Yields finally broke down on Friday and could continue to tumble if this week’s data reflects growth.

The 10-Year Treasury Yield jumped sharply last week to the highest level in two months. That is the biggest jump in bond yields since the start of the year. The fact that the two-year yield rose to a new three-year high this week has raised expectations for a more aggressive Fed policy to be announced this week. Not a rate hike, but possibly a more hawkish tone at Wednesday’s Fed meeting. Since long and short-term rates usually trend in the same direction, any hint of Fed tightening would raise all maturities. Investors are already selling their bond holdings.

The 20+Year Treasury bond iShares (TLT) falling below its 2014 support line. The 7-10 Year T-Bond iShares (IEF) is doing the same. That breakdown suggests that the 2014 bond rally may have run its course. Treasuries are not the only bond prices falling. The iBoxx Investment Grade Corporate Bond iShares (LQD) having the worst week since the fund’s rally started a year ago. The last time that bond fund turned lower was during the “taper tantrum” of spring 2013 when bond yields jumped sharply.

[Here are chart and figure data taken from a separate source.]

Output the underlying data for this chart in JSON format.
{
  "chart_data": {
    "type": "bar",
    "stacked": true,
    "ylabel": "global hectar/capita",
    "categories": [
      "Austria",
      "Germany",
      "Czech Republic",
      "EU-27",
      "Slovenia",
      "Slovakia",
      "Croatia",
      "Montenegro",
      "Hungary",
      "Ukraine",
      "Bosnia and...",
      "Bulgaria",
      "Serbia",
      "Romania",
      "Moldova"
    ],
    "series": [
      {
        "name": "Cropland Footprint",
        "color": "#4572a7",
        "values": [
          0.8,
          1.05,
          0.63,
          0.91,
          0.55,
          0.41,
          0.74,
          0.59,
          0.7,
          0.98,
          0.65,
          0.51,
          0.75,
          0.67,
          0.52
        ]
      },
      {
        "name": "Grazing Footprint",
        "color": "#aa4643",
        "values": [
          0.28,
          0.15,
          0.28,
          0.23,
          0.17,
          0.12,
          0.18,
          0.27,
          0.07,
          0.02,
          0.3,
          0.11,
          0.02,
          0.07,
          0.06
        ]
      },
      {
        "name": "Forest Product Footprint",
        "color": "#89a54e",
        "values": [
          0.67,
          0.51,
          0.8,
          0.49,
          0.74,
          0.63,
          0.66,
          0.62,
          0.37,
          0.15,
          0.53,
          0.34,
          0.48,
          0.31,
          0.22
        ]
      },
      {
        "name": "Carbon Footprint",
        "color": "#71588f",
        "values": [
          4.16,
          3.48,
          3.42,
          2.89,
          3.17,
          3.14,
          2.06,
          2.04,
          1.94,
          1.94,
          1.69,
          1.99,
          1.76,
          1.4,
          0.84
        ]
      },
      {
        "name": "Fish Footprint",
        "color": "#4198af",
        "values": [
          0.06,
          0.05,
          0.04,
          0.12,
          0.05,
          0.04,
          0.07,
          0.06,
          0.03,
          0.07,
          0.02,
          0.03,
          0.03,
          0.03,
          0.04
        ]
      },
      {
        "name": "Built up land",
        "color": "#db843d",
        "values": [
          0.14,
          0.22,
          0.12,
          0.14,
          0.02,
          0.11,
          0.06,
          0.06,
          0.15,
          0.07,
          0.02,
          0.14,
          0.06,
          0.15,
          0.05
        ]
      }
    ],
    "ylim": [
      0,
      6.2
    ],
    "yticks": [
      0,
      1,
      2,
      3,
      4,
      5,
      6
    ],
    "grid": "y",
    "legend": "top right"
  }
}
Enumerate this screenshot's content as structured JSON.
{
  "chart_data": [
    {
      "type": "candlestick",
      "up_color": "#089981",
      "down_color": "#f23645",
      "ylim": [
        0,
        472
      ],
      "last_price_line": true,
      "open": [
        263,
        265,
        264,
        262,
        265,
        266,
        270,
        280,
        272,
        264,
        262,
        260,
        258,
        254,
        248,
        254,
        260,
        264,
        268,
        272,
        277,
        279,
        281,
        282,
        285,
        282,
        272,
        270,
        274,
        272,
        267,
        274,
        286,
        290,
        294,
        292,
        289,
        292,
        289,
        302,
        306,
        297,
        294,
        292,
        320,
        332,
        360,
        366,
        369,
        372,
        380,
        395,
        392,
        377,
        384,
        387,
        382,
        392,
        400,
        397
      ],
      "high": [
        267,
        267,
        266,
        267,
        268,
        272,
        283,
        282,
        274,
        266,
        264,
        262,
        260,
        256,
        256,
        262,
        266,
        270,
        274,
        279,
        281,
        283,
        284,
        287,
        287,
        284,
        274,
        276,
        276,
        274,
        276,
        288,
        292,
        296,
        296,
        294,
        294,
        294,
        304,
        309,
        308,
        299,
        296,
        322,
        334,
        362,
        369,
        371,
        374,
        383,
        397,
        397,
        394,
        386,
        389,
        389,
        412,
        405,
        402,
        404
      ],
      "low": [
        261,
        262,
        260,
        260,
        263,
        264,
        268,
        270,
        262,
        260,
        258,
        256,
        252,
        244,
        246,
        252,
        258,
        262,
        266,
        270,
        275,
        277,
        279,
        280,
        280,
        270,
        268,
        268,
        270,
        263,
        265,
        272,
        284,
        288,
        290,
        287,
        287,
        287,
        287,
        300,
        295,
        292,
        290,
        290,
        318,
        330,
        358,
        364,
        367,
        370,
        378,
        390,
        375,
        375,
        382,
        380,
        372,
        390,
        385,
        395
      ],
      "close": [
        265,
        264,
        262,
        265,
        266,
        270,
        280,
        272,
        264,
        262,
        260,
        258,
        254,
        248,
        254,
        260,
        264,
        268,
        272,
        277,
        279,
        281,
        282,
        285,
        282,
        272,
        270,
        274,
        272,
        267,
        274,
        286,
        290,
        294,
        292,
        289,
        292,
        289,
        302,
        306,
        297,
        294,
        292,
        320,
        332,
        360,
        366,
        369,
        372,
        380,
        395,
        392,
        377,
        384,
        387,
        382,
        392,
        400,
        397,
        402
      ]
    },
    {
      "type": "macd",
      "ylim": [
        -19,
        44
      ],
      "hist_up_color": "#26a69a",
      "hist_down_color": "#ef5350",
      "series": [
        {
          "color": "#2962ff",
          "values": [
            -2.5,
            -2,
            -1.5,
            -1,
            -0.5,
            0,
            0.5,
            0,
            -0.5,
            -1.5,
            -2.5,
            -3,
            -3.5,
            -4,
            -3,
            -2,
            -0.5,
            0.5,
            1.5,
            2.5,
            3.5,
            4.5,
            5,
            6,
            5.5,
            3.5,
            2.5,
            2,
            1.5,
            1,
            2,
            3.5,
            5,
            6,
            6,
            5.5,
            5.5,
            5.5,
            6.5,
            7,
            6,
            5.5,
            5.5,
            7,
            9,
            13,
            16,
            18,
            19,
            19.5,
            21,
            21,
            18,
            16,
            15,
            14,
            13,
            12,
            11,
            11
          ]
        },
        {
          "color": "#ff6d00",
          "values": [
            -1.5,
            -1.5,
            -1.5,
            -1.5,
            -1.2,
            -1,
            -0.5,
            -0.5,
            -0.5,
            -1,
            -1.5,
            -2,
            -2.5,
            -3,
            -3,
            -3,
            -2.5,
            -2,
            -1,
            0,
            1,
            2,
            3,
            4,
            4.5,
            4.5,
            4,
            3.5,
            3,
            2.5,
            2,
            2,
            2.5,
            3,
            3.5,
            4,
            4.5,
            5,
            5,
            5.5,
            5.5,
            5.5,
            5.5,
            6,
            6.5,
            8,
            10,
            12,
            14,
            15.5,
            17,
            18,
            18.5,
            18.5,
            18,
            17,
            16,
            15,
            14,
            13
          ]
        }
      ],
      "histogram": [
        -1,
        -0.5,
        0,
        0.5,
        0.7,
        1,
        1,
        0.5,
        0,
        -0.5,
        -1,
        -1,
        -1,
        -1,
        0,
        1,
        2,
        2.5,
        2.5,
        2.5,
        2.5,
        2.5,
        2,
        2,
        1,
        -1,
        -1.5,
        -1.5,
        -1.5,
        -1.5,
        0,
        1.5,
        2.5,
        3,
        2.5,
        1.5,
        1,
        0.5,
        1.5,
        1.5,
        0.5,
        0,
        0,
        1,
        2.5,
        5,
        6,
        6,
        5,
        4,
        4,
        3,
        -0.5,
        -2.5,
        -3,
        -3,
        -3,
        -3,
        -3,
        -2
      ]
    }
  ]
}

iBoxx High Yield Corporate Bond iShares (HYG) falling to a one month low after failing a test of its summer high. The appeal of high yield bonds is largely predicated on lower competing Treasury yields. That being the case, an upturn in the Treasury yield poses a threat to high-yield bonds. The presence of a potential double top on the HYG chart is another sign that the high yield bond rally may be ending. After breaking through support near the 50-day moving average the next level of target support on the HYG is seen near the 200-day moving average at 91.88.